Do wine influencers work?

Winegrowers aren't very present in communication


welcome back to my newsletter. What’s going on about wine communication? Who we’re talking for? And, at the end, what do wine lovers need listen?

I’m an old wine lover, I like to talk with winegrowers, with retailers, I like listen the buyer’s tales around the wine’s route (yes, I’m quoting Kermit Lynch). The story of a place, the past years where the grandfathers and grandmothers were young or when wine was made by ancient monks in Europe, and all those nice stories. I like to identify the smells into a glass of wine, and compare two different vintages. I like when a taster explain me their feel of a wine, and what’s happened in that year when the harvest was so difficult. In short, I like to talk and listen about wine and, like all expert wine lovers, I try to recognize one scent more than others wine lovers do.

Wine magazines (when I was young there were magazines, paper made) were my reading, even if in Italy there were not many of them; so I went to a newsstand in down town (Rome is my city) where I could find foreign reviews like Wine Spectator, and I remember how expensive it was!

Nowadays I read many wine blogs, I’ve a 20-long list of these in my feed directory and I still like to read stories, tasting notes, news from wine world.


I ever read the same stories, one century ago, five decades ago, and this wine is made in organic way or our cellar master decided to do this or that during the fermentation. I mean, every story is interesting for every wine family, but every wine is different for every wine lover (no, I’m not quoting the incipit of Anna Karenina).

Is me? or are the wine tales ever the same?

Then, I ask at my Millennials sons, what they think about wine. But they don’t drink much wine: they drink cocktails with wine and beer, and they buy wine at the store (or ask me to buy a bottle for them in a online store). They do know if a wine is better than another, but are poorly interested about the story of people and places.
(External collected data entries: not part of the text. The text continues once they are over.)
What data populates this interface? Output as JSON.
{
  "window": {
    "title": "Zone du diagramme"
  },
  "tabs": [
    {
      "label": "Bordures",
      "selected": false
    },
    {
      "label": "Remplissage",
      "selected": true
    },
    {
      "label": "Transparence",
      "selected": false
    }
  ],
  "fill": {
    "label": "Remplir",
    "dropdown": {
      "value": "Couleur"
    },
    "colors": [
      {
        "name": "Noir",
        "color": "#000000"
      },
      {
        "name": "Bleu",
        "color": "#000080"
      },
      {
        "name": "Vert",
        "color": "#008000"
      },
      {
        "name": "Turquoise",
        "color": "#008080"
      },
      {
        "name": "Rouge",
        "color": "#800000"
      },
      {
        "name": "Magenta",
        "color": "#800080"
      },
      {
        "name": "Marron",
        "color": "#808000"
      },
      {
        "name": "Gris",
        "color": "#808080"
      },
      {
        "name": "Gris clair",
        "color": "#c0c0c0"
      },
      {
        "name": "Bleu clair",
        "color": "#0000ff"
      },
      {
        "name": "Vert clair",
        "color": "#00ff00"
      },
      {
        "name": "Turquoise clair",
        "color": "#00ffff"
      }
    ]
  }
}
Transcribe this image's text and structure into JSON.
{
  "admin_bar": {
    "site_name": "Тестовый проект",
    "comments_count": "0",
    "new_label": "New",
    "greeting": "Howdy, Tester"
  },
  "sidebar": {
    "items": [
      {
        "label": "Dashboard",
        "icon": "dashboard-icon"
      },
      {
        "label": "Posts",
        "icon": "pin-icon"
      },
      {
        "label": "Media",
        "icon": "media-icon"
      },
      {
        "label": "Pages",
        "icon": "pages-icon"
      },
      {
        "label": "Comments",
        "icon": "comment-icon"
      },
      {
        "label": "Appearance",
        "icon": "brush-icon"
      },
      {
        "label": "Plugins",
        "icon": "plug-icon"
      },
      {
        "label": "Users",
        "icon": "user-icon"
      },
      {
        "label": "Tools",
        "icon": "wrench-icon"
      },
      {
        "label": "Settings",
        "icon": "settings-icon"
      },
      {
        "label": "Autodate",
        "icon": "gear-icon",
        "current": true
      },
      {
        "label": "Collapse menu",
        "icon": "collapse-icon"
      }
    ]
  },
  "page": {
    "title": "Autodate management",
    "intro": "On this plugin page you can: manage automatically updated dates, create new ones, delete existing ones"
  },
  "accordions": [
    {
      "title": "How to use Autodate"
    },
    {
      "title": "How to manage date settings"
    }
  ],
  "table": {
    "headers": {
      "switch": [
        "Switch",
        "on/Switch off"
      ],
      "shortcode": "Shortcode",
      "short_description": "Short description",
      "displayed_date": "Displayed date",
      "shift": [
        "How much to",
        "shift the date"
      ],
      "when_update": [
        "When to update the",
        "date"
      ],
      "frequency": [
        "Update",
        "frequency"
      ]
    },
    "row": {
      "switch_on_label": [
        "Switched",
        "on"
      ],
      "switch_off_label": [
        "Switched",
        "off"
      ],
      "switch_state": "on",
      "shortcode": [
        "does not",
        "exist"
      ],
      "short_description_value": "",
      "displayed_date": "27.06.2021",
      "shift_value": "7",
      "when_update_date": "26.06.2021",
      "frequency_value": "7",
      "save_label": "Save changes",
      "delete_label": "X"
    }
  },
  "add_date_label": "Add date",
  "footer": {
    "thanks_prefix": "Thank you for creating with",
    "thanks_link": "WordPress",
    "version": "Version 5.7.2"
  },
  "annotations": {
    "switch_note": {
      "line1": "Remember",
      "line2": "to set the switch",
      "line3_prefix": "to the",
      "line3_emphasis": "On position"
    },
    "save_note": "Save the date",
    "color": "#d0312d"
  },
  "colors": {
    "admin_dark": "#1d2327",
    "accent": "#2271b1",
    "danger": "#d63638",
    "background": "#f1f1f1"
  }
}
They are interested in trips, tourism, knowing people. If I talk them about people I’ve joined in a fair or in a visit to a vineyard, so they listen to me.

So I’ve started to think that wine is a dynamic thing, not static like an Instagram post. And Instagram posts about wine are all the same, if you change a pic with another you don’t notice a difference. But, do Instagram wine influencers know this? And do winegrowers know it, as well?

It seems to me that wine writers have a ideal wine lover in their mind, an ideal wine lover that doesn’t exist. A wine lover interested in wine tales and wine tasting, an old wine lover. And wine instagrammers post pics that got likes and comment but, what are they talking of?

I understand that explain a wine with an image is really difficult, because you cannot show scent and taste of it, but what is the matter to show beautiful landscape and beautiful people between vines, with a glass in their hand?

What interaction there is with young wine lovers, why they should drink that wine and not another?

How many X-gen or Millennials going through the vines to know winegrowers?

My feel is that all those likes need more to influencers and media agencies than to wineries and their wines. Is there a chat, on Instagram of other social, between wine lovers and wine influencers? or between winegrowers and wine lovers? I don’t think so.

Yes, this is a newsletter full of question, poor of answers. I use it to focus my mind, sharing it with you. I believe that wine communication has to change because wine drinkers are changing, and they now drink wine and cider and beer. They are younger than wine writer, and influencers are promoting their own brand using wine. Your wine.